Given the above, we suggest that future research on what teamwork is in healthcare puts more emphasis on an emic perspective (Morey & Luthans, Citation1984). We argue that a more emic approach would result in:

  1. a better mapping between the healthcare practitioners’ constructs of the first degree of teamwork and the academic concept of teamwork,

  2. models of teamwork with more predictive power when it comes to anticipating the behavior of healthcare teams, and

  3. a foundation for a more fruitful debate about definitions of teamwork and how teamwork can be used in practice.

In this study, we use an explorative methodology to investigate how doctors conceptualize teamwork. An inherent limitation is that we only can capture what the doctors can articulate and what comes to mind in the interview situation. Whatever tacit assumptions they have or what they perceive as common ground, is impossible to know (Polanyi, Citation1983). Consequently, one should be careful to generalize explicit conclusions about the actual distribution of the understanding of the concept of teamwork apart from that there is a variation. However, we argue that: 1) the fact that there is a variation, and 2) the width of that variation, is enough to render the results interesting from an explorative point of view.

We have chosen to focus this study on the doctors’ conceptualizations of teamwork. In an interprofessional team setting it would, of course, make sense to study all the professions’ conceptualizations in the team. In this particular case, we chose not to because: 1) these kinds of explorative studies of doctors are quite rare, and 2) doctors often have leading positions in interprofessional teams, and thus are in a position that enables them to influence the conceptualizations of the other team members. The latter implies that the doctors’ conceptualizations of teamwork deserve extra attention.

Concluding comments

There was large variation in the doctors’ conceptualizations of teamwork. The only characteristic that appeared to be common for the doctors was that the team members should have specific roles. This could have consequences for their ways of working, because the rationale behind different behaviors depends on how the doctors conceptualize teamwork.

We also conclude that the two departments studied differ concerning the doctors’ perceptions of how teamwork can be improved. This indicates that organizational structure and efforts to improve teamwork matter.
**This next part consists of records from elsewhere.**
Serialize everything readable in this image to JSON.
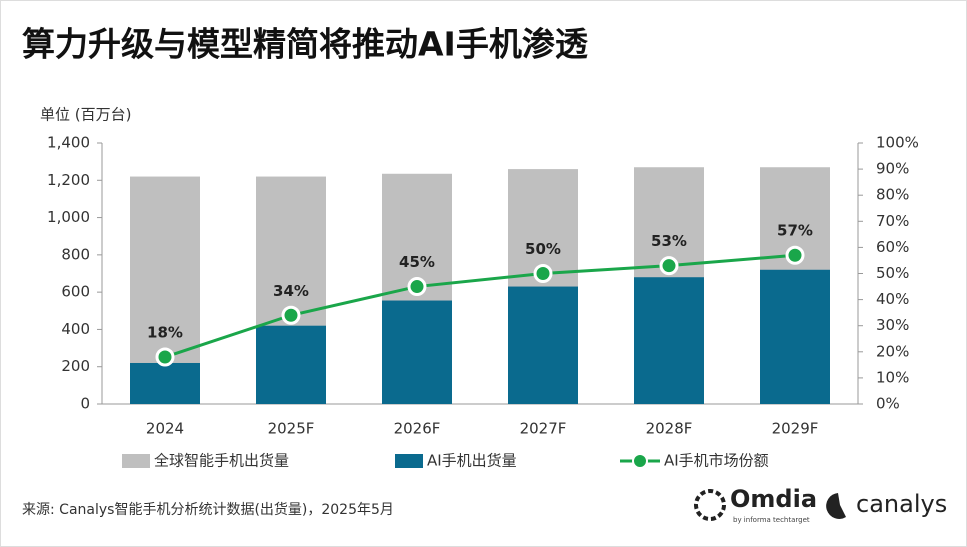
{
  "chart_data": {
    "type": "bar",
    "title": "算力升级与模型精简将推动AI手机渗透",
    "y_label": "单位 (百万台)",
    "source": "来源: Canalys智能手机分析统计数据(出货量)，2025年5月",
    "logos": [
      "Omdia",
      "by informa techtarget",
      "canalys"
    ],
    "barmode": "overlay",
    "categories": [
      "2024",
      "2025F",
      "2026F",
      "2027F",
      "2028F",
      "2029F"
    ],
    "series": [
      {
        "name": "全球智能手机出货量",
        "color": "#bfbfbf",
        "type": "bar",
        "values": [
          1220,
          1220,
          1235,
          1260,
          1270,
          1270
        ]
      },
      {
        "name": "AI手机出货量",
        "color": "#0a6a8e",
        "type": "bar",
        "values": [
          220,
          420,
          555,
          630,
          680,
          720
        ]
      },
      {
        "name": "AI手机市场份额",
        "color": "#1aa64a",
        "type": "line",
        "axis": "y2",
        "values": [
          18,
          34,
          45,
          50,
          53,
          57
        ],
        "value_labels": [
          "18%",
          "34%",
          "45%",
          "50%",
          "53%",
          "57%"
        ]
      }
    ],
    "ylim": [
      0,
      1400
    ],
    "yticks": [
      0,
      200,
      400,
      600,
      800,
      {
        "value": 1000,
        "label": "1,000"
      },
      {
        "value": 1200,
        "label": "1,200"
      },
      {
        "value": 1400,
        "label": "1,400"
      }
    ],
    "y2lim": [
      0,
      100
    ],
    "y2ticks": [
      {
        "value": 0,
        "label": "0%"
      },
      {
        "value": 10,
        "label": "10%"
      },
      {
        "value": 20,
        "label": "20%"
      },
      {
        "value": 30,
        "label": "30%"
      },
      {
        "value": 40,
        "label": "40%"
      },
      {
        "value": 50,
        "label": "50%"
      },
      {
        "value": 60,
        "label": "60%"
      },
      {
        "value": 70,
        "label": "70%"
      },
      {
        "value": 80,
        "label": "80%"
      },
      {
        "value": 90,
        "label": "90%"
      },
      {
        "value": 100,
        "label": "100%"
      }
    ],
    "grid": false,
    "legend": "bottom"
  }
}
It is possible that the high degree of role focus in the doctors’ conceptualizations of teamwork also affected what they perceived as important in order to improve teamwork, as the identified enabling factors predominantly concerned non-technical skills.

Lately, theoretical terminology associated with teamwork has received some well-deserved attention (Dow et al., Citation2017; Reeves et al., Citation2018). However, further education and research is needed when it comes to the practitioners’ use of the concept of teamwork. Thus, more studies are required in order to make further claims about exactly how members of interprofessional healthcare teams conceptualize teamwork and its consequences for practice. Future studies should place more emphasis on an emic perspective in the research design. Such an effort would create a more grounded foundation for research and practice.

Disclosure Statement

There are no conflicts of interest.

Additional information

Funding

This research was funded by AFA Insurance through the project, “Is Teamwork the Key to a Better Work Environment for Doctors in Healthcare?” (DNR 130083).